В результате Ларионов и Гончарова выглядят на выставке немного грустно. Не плохо, нет, но все же депрессивно. Траектория их творчества, в самом деле, круто забрала однажды вверх, а потом резко упала вниз. На выставке эта кривая сглажена, "вершин" нет, но оттого "низины" не кажутся выше. Сначала идут первые примитивистские вещи 1900-1910-х годов, мощные у обоих: бесшабашные солдатские лубки у Ларионова, суровые эскизы фресок у Гончаровой. Самозабвенная, многим рискующая готовность слиться с искусством других — заборных рисовальщиков или аскетических иконописцев. Потом была авангардистская кульминация 1912-1914 годов (на выставке ее нет): лучизм, перформанс, раскрашивание лиц, футуристический театр... После отъезда в 1915 году в Европу по приглашению Дягилева, соблазнившего денежной работой в театре, наступила коммерциализация (будем, наконец, называть вещи своими именами), "прикладное" приспособление их искусства к эскизам декораций и костюмов, а то и ширм. Пока их коллеги, остававшиеся в СССР, служили власти, Гончарова и Ларионов служили рынку (она в этом преуспела куда лучше, чем он). На выставке преобладают театральные эскизы: прекрасный лот для антикварного аукциона, главка в истории театра, строчка примечания в истории искусства.

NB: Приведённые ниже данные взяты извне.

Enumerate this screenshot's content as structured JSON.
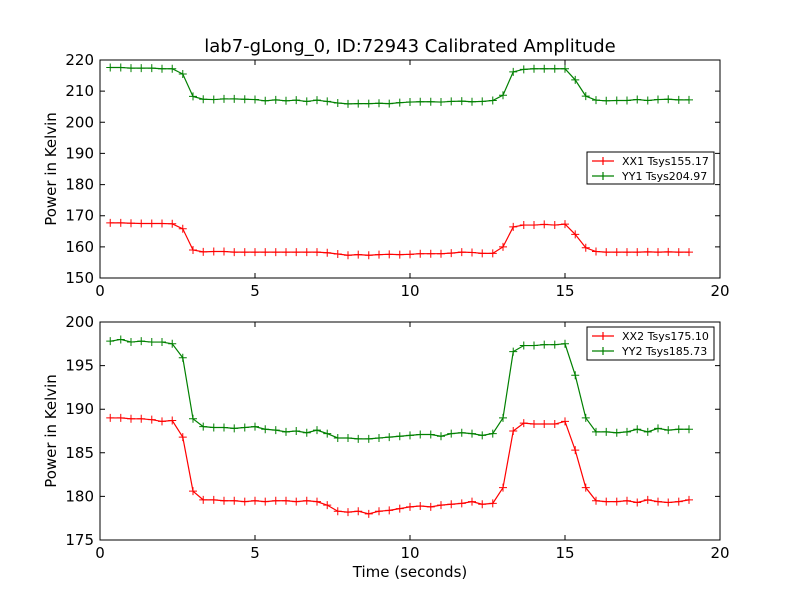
{
  "figure": {
    "title": "lab7-gLong_0, ID:72943 Calibrated Amplitude"
  },
  "chart_data": [
    {
      "type": "line",
      "ylabel": "Power in Kelvin",
      "xlabel": "",
      "xlim": [
        0,
        20
      ],
      "ylim": [
        150,
        220
      ],
      "xticks": [
        0,
        5,
        10,
        15,
        20
      ],
      "yticks": [
        150,
        160,
        170,
        180,
        190,
        200,
        210,
        220
      ],
      "grid": false,
      "legend_position": "center-right",
      "x": [
        0.33,
        0.67,
        1.0,
        1.33,
        1.67,
        2.0,
        2.33,
        2.67,
        3.0,
        3.33,
        3.67,
        4.0,
        4.33,
        4.67,
        5.0,
        5.33,
        5.67,
        6.0,
        6.33,
        6.67,
        7.0,
        7.33,
        7.67,
        8.0,
        8.33,
        8.67,
        9.0,
        9.33,
        9.67,
        10.0,
        10.33,
        10.67,
        11.0,
        11.33,
        11.67,
        12.0,
        12.33,
        12.67,
        13.0,
        13.33,
        13.67,
        14.0,
        14.33,
        14.67,
        15.0,
        15.33,
        15.67,
        16.0,
        16.33,
        16.67,
        17.0,
        17.33,
        17.67,
        18.0,
        18.33,
        18.67,
        19.0
      ],
      "series": [
        {
          "name": "XX1 Tsys155.17",
          "color": "#ff0000",
          "values": [
            167.7,
            167.7,
            167.6,
            167.5,
            167.5,
            167.5,
            167.4,
            165.8,
            159.0,
            158.4,
            158.5,
            158.5,
            158.3,
            158.3,
            158.3,
            158.3,
            158.3,
            158.3,
            158.3,
            158.3,
            158.3,
            158.1,
            157.7,
            157.3,
            157.5,
            157.3,
            157.5,
            157.6,
            157.5,
            157.6,
            157.8,
            157.8,
            157.8,
            158.0,
            158.3,
            158.2,
            157.9,
            157.9,
            160.0,
            166.4,
            167.0,
            167.0,
            167.2,
            167.0,
            167.3,
            164.0,
            159.7,
            158.5,
            158.3,
            158.3,
            158.3,
            158.3,
            158.4,
            158.3,
            158.4,
            158.3,
            158.3
          ]
        },
        {
          "name": "YY1 Tsys204.97",
          "color": "#008000",
          "values": [
            217.6,
            217.6,
            217.4,
            217.4,
            217.4,
            217.2,
            217.2,
            215.5,
            208.3,
            207.4,
            207.3,
            207.5,
            207.5,
            207.4,
            207.3,
            206.9,
            207.2,
            206.9,
            207.1,
            206.7,
            207.1,
            206.7,
            206.2,
            205.9,
            206.0,
            206.0,
            206.1,
            206.0,
            206.3,
            206.5,
            206.6,
            206.6,
            206.5,
            206.7,
            206.8,
            206.6,
            206.7,
            207.0,
            208.7,
            216.2,
            217.0,
            217.2,
            217.2,
            217.2,
            217.2,
            213.6,
            208.4,
            207.1,
            206.9,
            207.0,
            207.0,
            207.3,
            207.0,
            207.3,
            207.4,
            207.2,
            207.2
          ]
        }
      ]
    },
    {
      "type": "line",
      "ylabel": "Power in Kelvin",
      "xlabel": "Time (seconds)",
      "xlim": [
        0,
        20
      ],
      "ylim": [
        175,
        200
      ],
      "xticks": [
        0,
        5,
        10,
        15,
        20
      ],
      "yticks": [
        175,
        180,
        185,
        190,
        195,
        200
      ],
      "grid": false,
      "legend_position": "top-right",
      "x": [
        0.33,
        0.67,
        1.0,
        1.33,
        1.67,
        2.0,
        2.33,
        2.67,
        3.0,
        3.33,
        3.67,
        4.0,
        4.33,
        4.67,
        5.0,
        5.33,
        5.67,
        6.0,
        6.33,
        6.67,
        7.0,
        7.33,
        7.67,
        8.0,
        8.33,
        8.67,
        9.0,
        9.33,
        9.67,
        10.0,
        10.33,
        10.67,
        11.0,
        11.33,
        11.67,
        12.0,
        12.33,
        12.67,
        13.0,
        13.33,
        13.67,
        14.0,
        14.33,
        14.67,
        15.0,
        15.33,
        15.67,
        16.0,
        16.33,
        16.67,
        17.0,
        17.33,
        17.67,
        18.0,
        18.33,
        18.67,
        19.0
      ],
      "series": [
        {
          "name": "XX2 Tsys175.10",
          "color": "#ff0000",
          "values": [
            189.0,
            189.0,
            188.9,
            188.9,
            188.8,
            188.6,
            188.7,
            186.8,
            180.6,
            179.6,
            179.6,
            179.5,
            179.5,
            179.4,
            179.5,
            179.4,
            179.5,
            179.5,
            179.4,
            179.5,
            179.4,
            179.0,
            178.3,
            178.2,
            178.3,
            178.0,
            178.3,
            178.4,
            178.6,
            178.8,
            178.9,
            178.8,
            179.0,
            179.1,
            179.2,
            179.4,
            179.1,
            179.2,
            181.0,
            187.5,
            188.4,
            188.3,
            188.3,
            188.3,
            188.6,
            185.3,
            181.0,
            179.5,
            179.4,
            179.4,
            179.5,
            179.3,
            179.6,
            179.4,
            179.3,
            179.4,
            179.6
          ]
        },
        {
          "name": "YY2 Tsys185.73",
          "color": "#008000",
          "values": [
            197.8,
            198.0,
            197.7,
            197.8,
            197.7,
            197.7,
            197.5,
            195.9,
            188.9,
            188.0,
            187.9,
            187.9,
            187.8,
            187.9,
            188.0,
            187.7,
            187.6,
            187.4,
            187.5,
            187.3,
            187.6,
            187.2,
            186.7,
            186.7,
            186.6,
            186.6,
            186.7,
            186.8,
            186.9,
            187.0,
            187.1,
            187.1,
            186.9,
            187.2,
            187.3,
            187.2,
            187.0,
            187.2,
            189.0,
            196.6,
            197.3,
            197.3,
            197.4,
            197.4,
            197.5,
            193.9,
            189.0,
            187.4,
            187.4,
            187.3,
            187.4,
            187.7,
            187.4,
            187.8,
            187.6,
            187.7,
            187.7
          ]
        }
      ]
    }
  ]
}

И наконец, позднее творчество художников, которое началось у них уже в конце 20-х, когда спрос на театральные работы упал: судьба отвела Ларионову и Гончаровой почти сорок лет одинокого увядания. Увядание, однако, бывает достойно не только сочувствия, но и интереса: когда художника уже никто не покупает, он снова начинает делать перспективные работы, даже если продолжит эту перспективу уже не он. Скромные работы Ларионова конца 20-х годов — так называемые "композиции с рамками" — наводят на эту мысль: то ли рамки, то ли комнаты, в глубине которых то абстракции, то нарочно по-детски старательные рисунки с натуры. И то и другое взаимозаменяемо, глубинно обратимо, и то и другое есть изображение вообще. Этой философией изображения, неистребимостью рисования каких-то штучек занимались лучшие русские художники "после геометрии" — и поздний Малевич в 1930-е, и ранний Кабаков в 1960-е. Ларионов тоже пытался стать на этот путь, но во Франции никто и ничто не стимулировало его ум, и идеи остались только обещаниями. Грустная выставка. Но у нас любят грустных художников.